I’ve been encouraged lately by what seems to be a trend among the game’s most prominent new courses, namely a movement toward greater playability. It seems, in the wake of the recession and with golf’s participation numbers dwindling, course developers have smartened up. Layouts like David Kidd’s Gamble Sands, Tiger Woods’s Bluejack National, and even Gil Hanse’s Olympics Course have pointed the way to a kinder, gentler playground.
I like that because I’m getting closer and closer to being certifiably old. I’m weaker and duller-witted than I was a few years ago, so I no longer crave a rigorous examination of mind and muscle. I think I also speak for most of my Baby Boomer brethren, and since we account for better than half of all dollars spent on the game, it might be a good thing for this course trend to continue.
Indeed, golf’s movers and shakers—those well-meaning if heretofore less than effective folks concerned with growing the game—would be wise to consider catering to codgers rather than kids. The First Tee is fine, but how about the Last Tee? What we truly need right now is courses to grow old on, courses where we graybeards can play our final rounds with grace, dignity, and joy.
To wit, I have the following prescription:
The ideal Codger Course sits beside the sea, partly for the salubrious effects of the salty sea air and partly because this is the ideal setting in which to contemplate one’s imminent mortality.
The climate should be moderate, minimizing our exposure to pneumonia and heat stroke, and the course should be sited outside the path of hurricanes, tornadoes, and floods, because those of us with limited playing days left don’t want to miss even one tee time due to damage wrought by Mother Nature.
The turf should be springy: Firm enough to provide lots of roll yet soft enough to cushion the shock to arthritic wrists and osteoporotic elbows during fat impact with a 5-iron.
Finally, since old folks rise early, the course should sit where the summer sun does the same thing. All of which brings to mind Scotland.

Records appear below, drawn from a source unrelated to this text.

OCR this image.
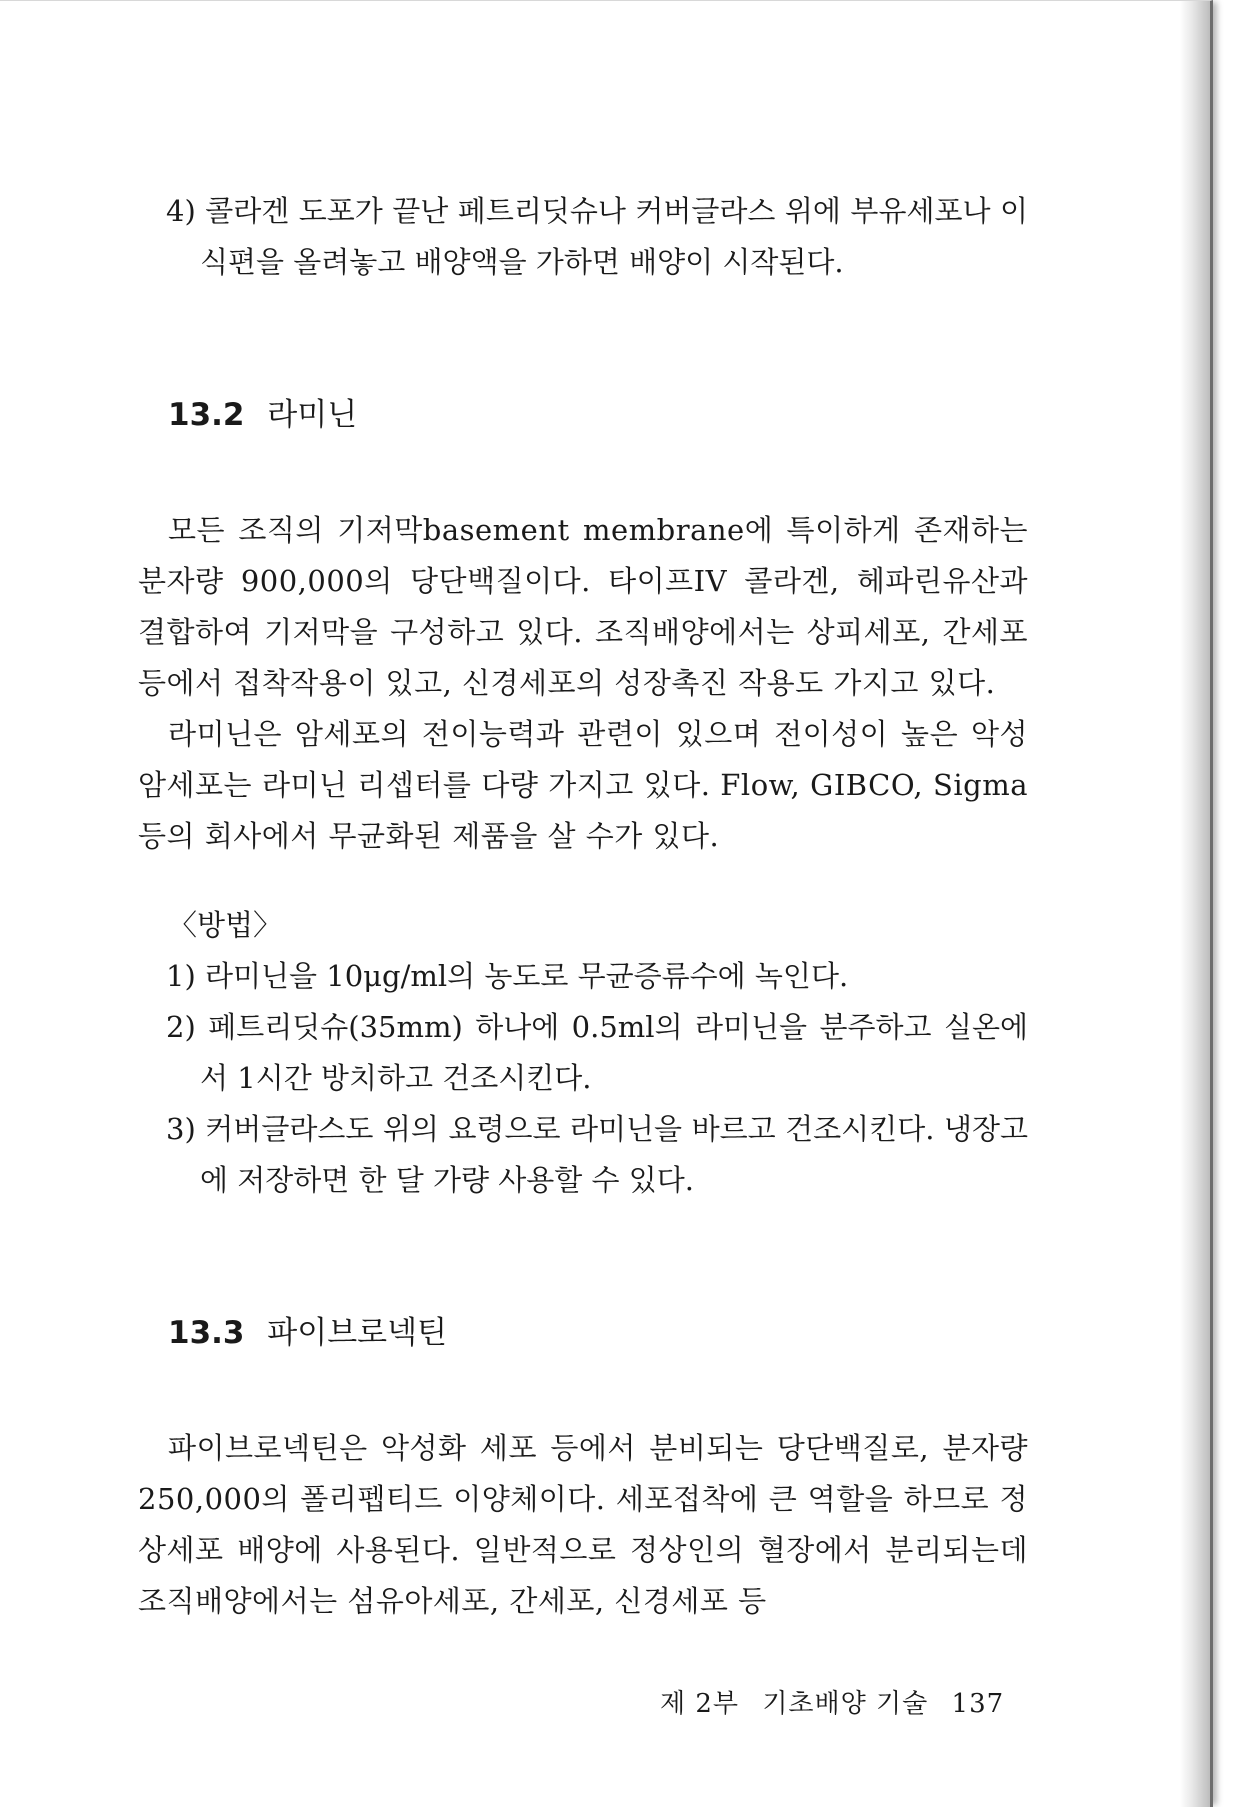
4) 콜라겐 도포가 끝난 페트리딧슈나 커버글라스 위에 부유세포나 이식편을 올려놓고 배양액을 가하면 배양이 시작된다.

13.2 라미닌

모든 조직의 기저막basement membrane에 특이하게 존재하는 분자량 900,000의 당단백질이다. 타이프IV 콜라겐, 헤파린유산과 결합하여 기저막을 구성하고 있다. 조직배양에서는 상피세포, 간세포 등에서 접착작용이 있고, 신경세포의 성장촉진 작용도 가지고 있다.

라미닌은 암세포의 전이능력과 관련이 있으며 전이성이 높은 악성 암세포는 라미닌 리셉터를 다량 가지고 있다. Flow, GIBCO, Sigma 등의 회사에서 무균화된 제품을 살 수가 있다.

〈방법〉

1) 라미닌을 10μg/ml의 농도로 무균증류수에 녹인다.

2) 페트리딧슈(35mm) 하나에 0.5ml의 라미닌을 분주하고 실온에서 1시간 방치하고 건조시킨다.

3) 커버글라스도 위의 요령으로 라미닌을 바르고 건조시킨다. 냉장고에 저장하면 한 달 가량 사용할 수 있다.

13.3 파이브로넥틴

파이브로넥틴은 악성화 세포 등에서 분비되는 당단백질로, 분자량 250,000의 폴리펩티드 이양체이다. 세포접착에 큰 역할을 하므로 정상세포 배양에 사용된다. 일반적으로 정상인의 혈장에서 분리되는데 조직배양에서는 섬유아세포, 간세포, 신경세포 등

제 2부 기초배양 기술 137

This part’s simple: 6,000 yards. Why? Age-shooting. In order for that proud accomplishment to be achieved legitimately, it must occur on a course of at least 6,000 yards. There should be no par fives over 500 yards, no fours over 400, no threes over 175. Grudgingly, I’d allow a set of bomber tees—say, 6,500 yards—to be used for the club championship (which would also be the senior club championship).
One word: flat. Mildly downhill stretches are okay as long as they don’t come with stress-test returns uphill. No forced carries. No pot bunkers. And please, no blind shots—they’re an unfair test of our short-term memory.
Some rough is acceptable but light rough, the kind that produces flyer shots. Each tee should sit no more than 20 yards from the preceding green and should be furnished with a sturdy bench. The greens should be open in front and slope up to the back, allowing a 150-yard 3-wood to bound onto the dance floor without racing over it. There should be no straight putts, because there is only one way to make a straight putt.
Instead of a halfway house, there should be two third-way houses, for more convenient relief of both bladder and pain, the latter provided via pills, alcohol, and (in the states of Alaska, Colorado, Oregon, and Washington) marijuana, all offered at steep discounts for seniors. Finally, the last three or four holes should play with the wind at one’s back.
Bottom line, a Codger Course should be comfortably navigable, whether by cart or on foot, in a little over three hours, even by four gimpy, wheezing septuagenarians.
The good news: Such a course should be very easy and inexpensive to build. So let’s have some.